Learning Robust Reasoning through Guided Adversarial Self-Play
Reinforcement learning from verifiable rewards (RLVR) produces strong reasoning models, yet they can fail catastrophically when the conditioning context is fallible (e.g., corrupted chain-of-thought, misleading partial solutions, or mild input perturbations), since standard RLVR optimizes final-answer correctness only under clean conditioning. We introduce GASP (Guided Adversarial Self-Play), a robustification method that explicitly trains detect-and-repair capabilities using only outcome verification. Without human labels or external teachers, GASP forms an adversarial self-play game within a single model: a polluter learns to induce failure via locally coherent corruptions, while an agent learns to diagnose and recover under the same corrupted conditioning. To address the scarcity of successful recoveries early in training, we propose in-distribution repair guidance, an imitation term on self-generated repairs that increases recovery probability while preserving previously acquired capabilities. Across four open-weight models (1.5B–8B), GASP transforms strong-but-brittle reasoners into robust ones that withstand misleading and perturbed context while often improving clean accuracy. Further analysis shows that adversarial corruptions induce an effective curriculum, and in-distribution guidance enables rapid recovery learning with minimal representational drift.
💡 Research Summary
The paper tackles a critical weakness of large language models (LLMs) trained with Reinforcement Learning from Verifiable Rewards (RLVR): while they achieve high accuracy on clean tasks, they collapse when the conditioning context (e.g., a chain‑of‑thought, partial solution, or collaborator’s reasoning) contains errors or mild perturbations. Standard RLVR optimizes only for final‑answer correctness under pristine conditions, leaving models without explicit mechanisms to detect, diagnose, or repair faulty context.
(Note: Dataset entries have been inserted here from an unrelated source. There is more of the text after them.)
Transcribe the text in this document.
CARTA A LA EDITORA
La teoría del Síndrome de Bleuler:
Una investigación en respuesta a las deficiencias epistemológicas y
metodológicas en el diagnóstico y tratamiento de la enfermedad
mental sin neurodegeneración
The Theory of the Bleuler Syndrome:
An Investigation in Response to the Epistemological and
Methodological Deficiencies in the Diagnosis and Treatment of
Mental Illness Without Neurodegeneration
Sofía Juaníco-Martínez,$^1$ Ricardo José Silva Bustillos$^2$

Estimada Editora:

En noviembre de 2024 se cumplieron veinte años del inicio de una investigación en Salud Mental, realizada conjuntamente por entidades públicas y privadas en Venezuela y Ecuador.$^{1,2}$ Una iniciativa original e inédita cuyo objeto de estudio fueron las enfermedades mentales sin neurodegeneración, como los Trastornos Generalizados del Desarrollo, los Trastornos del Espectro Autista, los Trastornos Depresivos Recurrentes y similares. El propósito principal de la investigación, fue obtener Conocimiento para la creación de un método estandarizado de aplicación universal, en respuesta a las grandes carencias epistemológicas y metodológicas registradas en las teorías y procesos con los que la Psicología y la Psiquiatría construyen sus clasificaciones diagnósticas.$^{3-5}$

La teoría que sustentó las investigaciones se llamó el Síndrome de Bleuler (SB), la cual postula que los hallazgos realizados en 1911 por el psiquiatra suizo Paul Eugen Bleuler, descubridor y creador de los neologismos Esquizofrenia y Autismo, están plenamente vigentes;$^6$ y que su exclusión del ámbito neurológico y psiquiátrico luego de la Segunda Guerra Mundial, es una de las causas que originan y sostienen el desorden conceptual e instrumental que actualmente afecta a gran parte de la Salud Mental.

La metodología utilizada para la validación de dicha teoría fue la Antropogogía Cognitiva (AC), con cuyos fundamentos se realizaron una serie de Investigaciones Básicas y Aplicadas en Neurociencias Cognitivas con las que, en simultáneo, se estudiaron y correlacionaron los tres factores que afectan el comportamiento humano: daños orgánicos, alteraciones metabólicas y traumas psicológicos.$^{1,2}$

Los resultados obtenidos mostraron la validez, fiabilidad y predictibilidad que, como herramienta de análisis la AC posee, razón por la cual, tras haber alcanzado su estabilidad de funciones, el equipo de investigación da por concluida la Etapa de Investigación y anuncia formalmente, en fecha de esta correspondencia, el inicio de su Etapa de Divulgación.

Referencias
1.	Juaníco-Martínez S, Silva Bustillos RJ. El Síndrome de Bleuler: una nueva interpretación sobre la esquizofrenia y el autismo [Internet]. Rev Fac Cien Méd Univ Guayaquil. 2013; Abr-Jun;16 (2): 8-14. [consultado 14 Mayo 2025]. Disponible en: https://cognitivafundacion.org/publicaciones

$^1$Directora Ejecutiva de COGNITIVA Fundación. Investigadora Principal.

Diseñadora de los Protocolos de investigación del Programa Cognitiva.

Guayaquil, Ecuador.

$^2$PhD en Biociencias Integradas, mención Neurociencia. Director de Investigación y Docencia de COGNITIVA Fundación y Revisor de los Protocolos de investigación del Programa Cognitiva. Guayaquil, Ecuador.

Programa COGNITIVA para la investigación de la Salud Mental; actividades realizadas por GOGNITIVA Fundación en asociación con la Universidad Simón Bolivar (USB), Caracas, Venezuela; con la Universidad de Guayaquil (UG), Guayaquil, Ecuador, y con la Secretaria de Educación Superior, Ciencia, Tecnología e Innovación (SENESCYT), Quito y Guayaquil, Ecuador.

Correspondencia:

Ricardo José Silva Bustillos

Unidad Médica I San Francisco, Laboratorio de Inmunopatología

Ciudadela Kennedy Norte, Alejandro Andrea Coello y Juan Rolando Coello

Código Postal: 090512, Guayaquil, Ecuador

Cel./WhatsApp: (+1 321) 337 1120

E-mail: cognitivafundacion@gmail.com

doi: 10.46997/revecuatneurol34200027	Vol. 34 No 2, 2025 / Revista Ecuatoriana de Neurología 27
To address this, the authors introduce GASP (Guided Adversarial Self‑Play), a robustification framework that trains “detect‑and‑repair” capabilities using only outcome verification. GASP treats a single model as two role‑conditioned agents in an adversarial self‑play game:
- Polluter – conditioned on a question and a prefix of a correct reasoning trace, it generates a short “polluted window” that is locally coherent but deliberately misleading.
- Agent (Repairer) – receives the polluted context (question, prefix, corrupted window) and must produce a continuation that leads to the correct final answer.
Both roles are optimized with Group Relative Policy Optimization (GRPO), which uses only a binary terminal reward (correct/incorrect answer). The polluter receives reward when it causes the agent to fail (1 – correctness), while the agent receives reward when it succeeds. Because the polluter adapts to the current agent, the interaction creates an automatic curriculum: as the agent becomes harder to fool, the polluter must discover increasingly subtle corruptions, and vice‑versa.
A major obstacle is the scarcity of successful repair trajectories early in training; outcome‑only RL provides almost no gradient signal when the agent rarely recovers from corrupted context. The authors solve this with in‑distribution repair guidance: the agent constructs a diagnosis prompt that includes the question, the clean prefix, and both the clean and polluted windows, then samples its own “repair snippet” from its policy. This self‑generated snippet is used as an imitation target, up‑weighting its log‑probability under the polluted context. Compared to using an external teacher model (e.g., GPT‑5), self‑generated repairs have far higher policy probability, yielding larger first‑order improvements per update and causing far less representational drift. The guidance term is added to the GRPO loss with a weight λ, preserving the outcome‑only objective while dramatically increasing the frequency of informative training groups.
Empirical evaluation spans four open‑weight models (1.5 B, 3 B, 6 B, 8 B). The authors test three stress‑test families that together define robustness to fallible context:
- Diagnosability (MR‑GSM8K, MR‑Bench): ability to locate and explain erroneous steps in a provided solution.
- Recoverability: ability to ignore or correct a deliberately corrupted chain‑of‑thought and still answer correctly.
- Perturbation reliability (RUPBench): resilience to mild lexical, syntactic, or semantic edits of the input.
Across all models, GASP yields large gains in diagnosability, recoverability, and perturbation robustness. Notably, clean‑condition accuracy also improves modestly, suggesting that the training encourages more cautious, self‑checking reasoning. Ablation studies confirm that the adversarial self‑play supplies an effective curriculum and that in‑distribution repair guidance is essential for early learning; without it, the agent’s success rate remains near zero for many training steps. Representation analyses show that in‑distribution guidance preserves earlier capabilities, whereas teacher‑guided imitation induces larger parameter shifts and greater drift.
In summary, GASP demonstrates that robust reasoning under unreliable conditioning can be achieved without any human‑annotated step‑level data or external teacher models, relying solely on verifiable final‑answer rewards. By coupling an adversarial polluter with a self‑play repairer and augmenting learning with self‑generated repair imitation, the method equips LLMs with the ability to detect and fix contextual errors, making them far more reliable for real‑world deployments where inputs are seldom perfect.